Description: This figure presents the distribution of sample locations for As. The color of points represents the number of samples in each location. Points data (e.g. data from LUCAS) were aggregated according to administration devotions.

File: Attachment_7_Distribution_of_sample_location_for_Cd

Description: This figure presents the distribution of sample locations for Cd. The color of points represents the number of samples in each location. Points data (e.g. data from LUCAS) were aggregated according to administration devotions.

File: Attachment_8_Distribution_of_sample_location_for_Co

Description: This figure presents the distribution of sample locations for Co. The color of points represents the number of samples in each location. Points data (e.g. data from LUCAS) were aggregated according to administration devotions.

File: Attachment_9_Distribution_of_sample_location_for_Cr

Description: This figure presents the distribution of sample locations for Cr. The color of points represents the number of samples in each location. Points data (e.g. data from LUCAS) were aggregated according to administration devotions.

File: Attachment_10_Distribution_of_sample_location_for_Cu

Description: This figure presents the distribution of sample locations for Cu. The color of points represents the number of samples in each location. Points data (e.g. data from LUCAS) were aggregated according to administration devotions.

File: Attachment_11_Distribution_of_sample_location_for_Ni

Description: This figure presents the distribution of sample locations for Ni. The color of points represents the number of samples in each location. Points data (e.g. data from LUCAS) were aggregated according to administration devotions.

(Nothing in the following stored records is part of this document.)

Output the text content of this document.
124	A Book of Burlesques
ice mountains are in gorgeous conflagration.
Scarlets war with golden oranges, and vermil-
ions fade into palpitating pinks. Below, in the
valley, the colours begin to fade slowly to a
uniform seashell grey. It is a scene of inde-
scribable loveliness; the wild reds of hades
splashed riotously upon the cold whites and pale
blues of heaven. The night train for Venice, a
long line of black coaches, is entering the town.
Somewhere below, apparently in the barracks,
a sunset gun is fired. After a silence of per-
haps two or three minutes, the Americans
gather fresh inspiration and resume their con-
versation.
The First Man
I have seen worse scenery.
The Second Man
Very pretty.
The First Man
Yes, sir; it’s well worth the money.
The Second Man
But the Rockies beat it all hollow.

File: Attachment_12_Distribution_of_sample_location_for_Pb

Description: This figure presents the distribution of sample locations for Pb. The color of points represents the number of samples in each location. Points data (e.g. data from LUCAS) were aggregated according to administration devotions.

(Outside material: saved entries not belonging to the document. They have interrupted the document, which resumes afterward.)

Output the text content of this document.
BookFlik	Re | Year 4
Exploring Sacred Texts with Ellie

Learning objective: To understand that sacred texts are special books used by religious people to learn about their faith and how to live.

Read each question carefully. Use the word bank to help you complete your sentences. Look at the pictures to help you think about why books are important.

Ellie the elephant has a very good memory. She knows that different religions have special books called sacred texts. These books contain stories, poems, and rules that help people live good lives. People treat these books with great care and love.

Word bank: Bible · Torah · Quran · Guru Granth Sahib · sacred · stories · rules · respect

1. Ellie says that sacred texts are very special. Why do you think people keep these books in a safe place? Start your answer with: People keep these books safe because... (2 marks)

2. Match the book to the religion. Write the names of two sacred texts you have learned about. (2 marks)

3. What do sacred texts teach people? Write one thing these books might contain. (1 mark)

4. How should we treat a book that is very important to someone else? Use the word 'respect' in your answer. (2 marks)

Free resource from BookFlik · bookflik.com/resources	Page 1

File: Attachment_13_Code_for_models_development_and_data_analysis

Description: This file contains the code used in this study for model development and data analysis. The code is primarily written in Python, and the utilized packages are listed.

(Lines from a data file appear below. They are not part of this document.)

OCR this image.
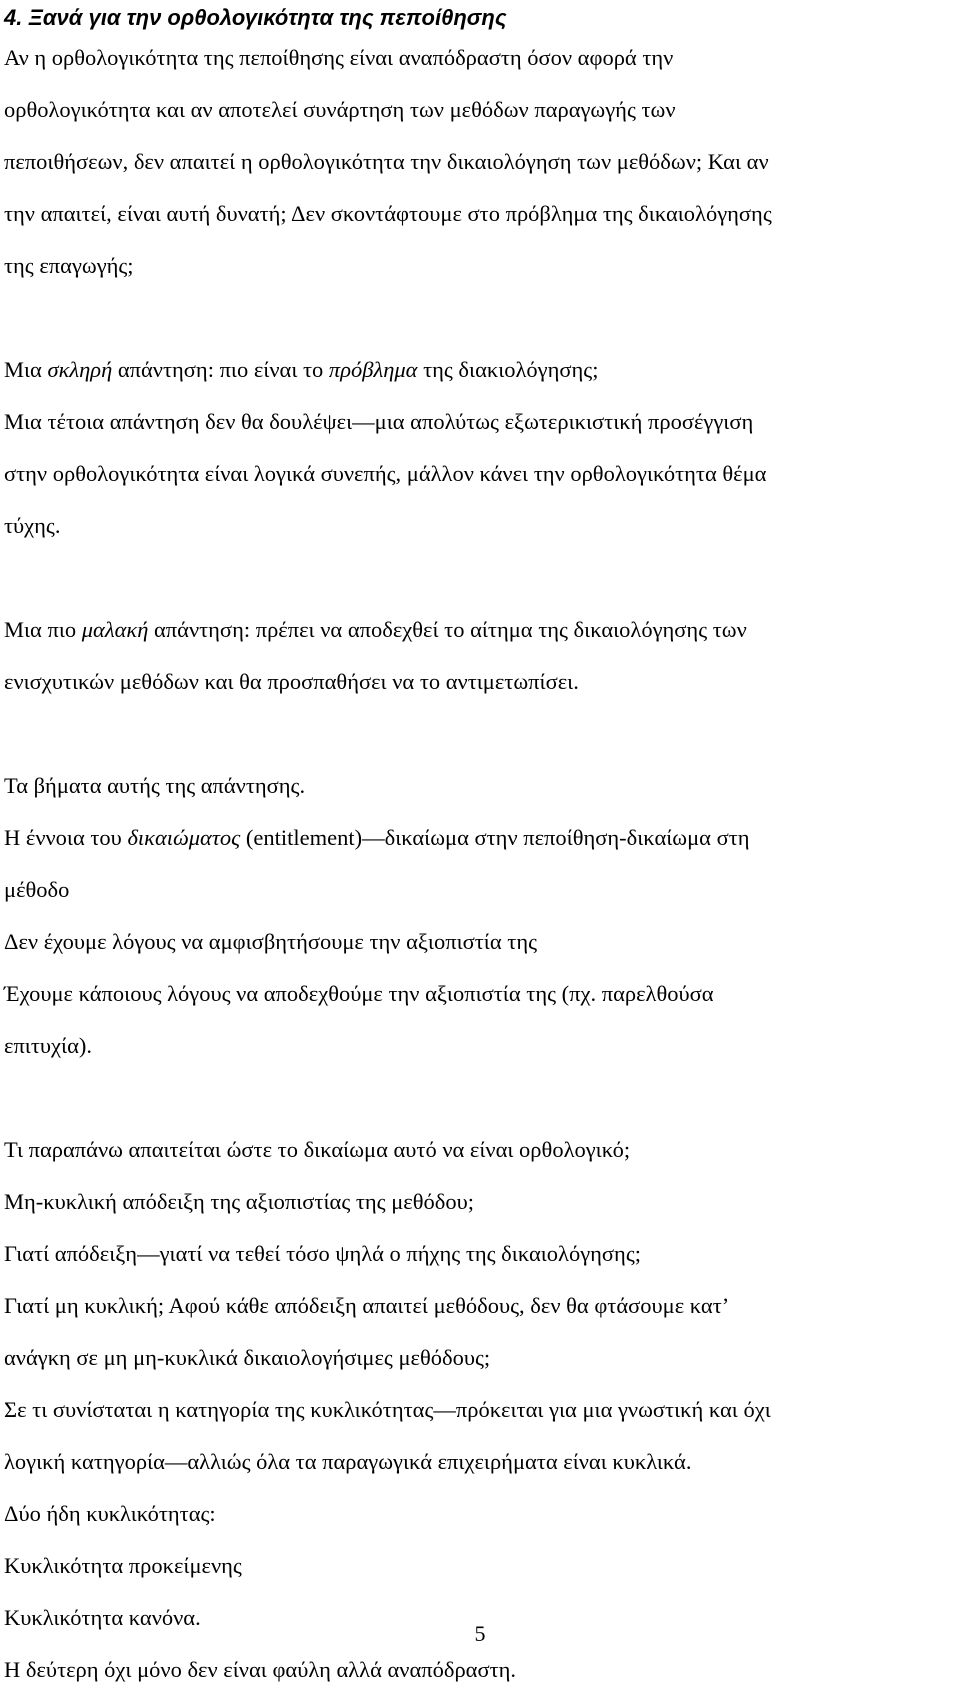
4. Ξανά για την ορθολογικότητα της πεποίθησης
Αν η ορθολογικότητα της πεποίθησης είναι αναπόδραστη όσον αφορά την
ορθολογικότητα και αν αποτελεί συνάρτηση των μεθόδων παραγωγής των
πεποιθήσεων, δεν απαιτεί η ορθολογικότητα την δικαιολόγηση των μεθόδων; Και αν
την απαιτεί, είναι αυτή δυνατή; Δεν σκοντάφτουμε στο πρόβλημα της δικαιολόγησης
της επαγωγής;
Μια σκληρή απάντηση: πιο είναι το πρόβλημα της διακιολόγησης;
Μια τέτοια απάντηση δεν θα δουλέψει—μια απολύτως εξωτερικιστική προσέγγιση
στην ορθολογικότητα είναι λογικά συνεπής, μάλλον κάνει την ορθολογικότητα θέμα
τύχης.
Μια πιο μαλακή απάντηση: πρέπει να αποδεχθεί το αίτημα της δικαιολόγησης των
ενισχυτικών μεθόδων και θα προσπαθήσει να το αντιμετωπίσει.
Τα βήματα αυτής της απάντησης.
Η έννοια του δικαιώματος (entitlement)—δικαίωμα στην πεποίθηση-δικαίωμα στη
μέθοδο
Δεν έχουμε λόγους να αμφισβητήσουμε την αξιοπιστία της
Έχουμε κάποιους λόγους να αποδεχθούμε την αξιοπιστία της (πχ. παρελθούσα
επιτυχία).
Τι παραπάνω απαιτείται ώστε το δικαίωμα αυτό να είναι ορθολογικό;
Μη-κυκλική απόδειξη της αξιοπιστίας της μεθόδου;
Γιατί απόδειξη—γιατί να τεθεί τόσο ψηλά ο πήχης της δικαιολόγησης;
Γιατί μη κυκλική; Αφού κάθε απόδειξη απαιτεί μεθόδους, δεν θα φτάσουμε κατ’
ανάγκη σε μη μη-κυκλικά δικαιολογήσιμες μεθόδους;
Σε τι συνίσταται η κατηγορία της κυκλικότητας—πρόκειται για μια γνωστική και όχι
λογική κατηγορία—αλλιώς όλα τα παραγωγικά επιχειρήματα είναι κυκλικά.
Δύο ήδη κυκλικότητας:
Κυκλικότητα προκείμενης
Κυκλικότητα κανόνα.
Η δεύτερη όχι μόνο δεν είναι φαύλη αλλά αναπόδραστη.
5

In this study, we synthesize a global soil concentration dataset for seven toxic metals: arsenic (As), cadmium (Cd), cobalt (Co), chromium (Cr), copper (Cu), nickel (Ni), and lead (Pb). This exhaustive compilation involved data from 1493 regional studies, encompassing 796,084 sampling points across a wide range of climate zones, geological settings, and land use types. Then, a series of covariates associated with soil contamination were used to construct predictive models for the distribution of toxic metal exceedance, including geological variables, climate variables, soil texture and basic physico-chemical properties, topography, and socioeconomic variables. All variables were resampled and reprojected to match the 10 km resolution grid of the toxic metal distribution.

The dataset was randomly divided into training and test sets in an 8:2 ratio. In order to avoid overfitting and multicollinearity, and improve model performance and interpretability, feature selection was conducted with the combination of recursive feature elimination and Pearson correlation analyses. After a preliminary comparison of ten machine learning algorithms, extremely randomized trees (ERT) emerged as the top-performing model for further refinement. Grid search was used to optimize the key hyperparameters in ERT, including the number of trees, the maximum depth of the tree, the minimum number of samples required to be at a leaf node, the minimum number of samples required to split an internal node and the function to measure the quality of a split. The optimized model was subsequently evaluated by a range of metrics, such as balanced accuracy (BA), sensitivity, specificity, F1 score, average precision (AP), the area under the Receiver Operating Characteristic Curve (AUC), and Cohen's kappa coefficient (KIA). Then, the optimized models were utilized to predict pollution probabilities for 2,000,000 pixels, enabling the generation of global pollution probability maps for different toxic metals. Areas covered by desert and permafrost were excluded, resulting in a final dataset of 1,290,000 remaining pixels.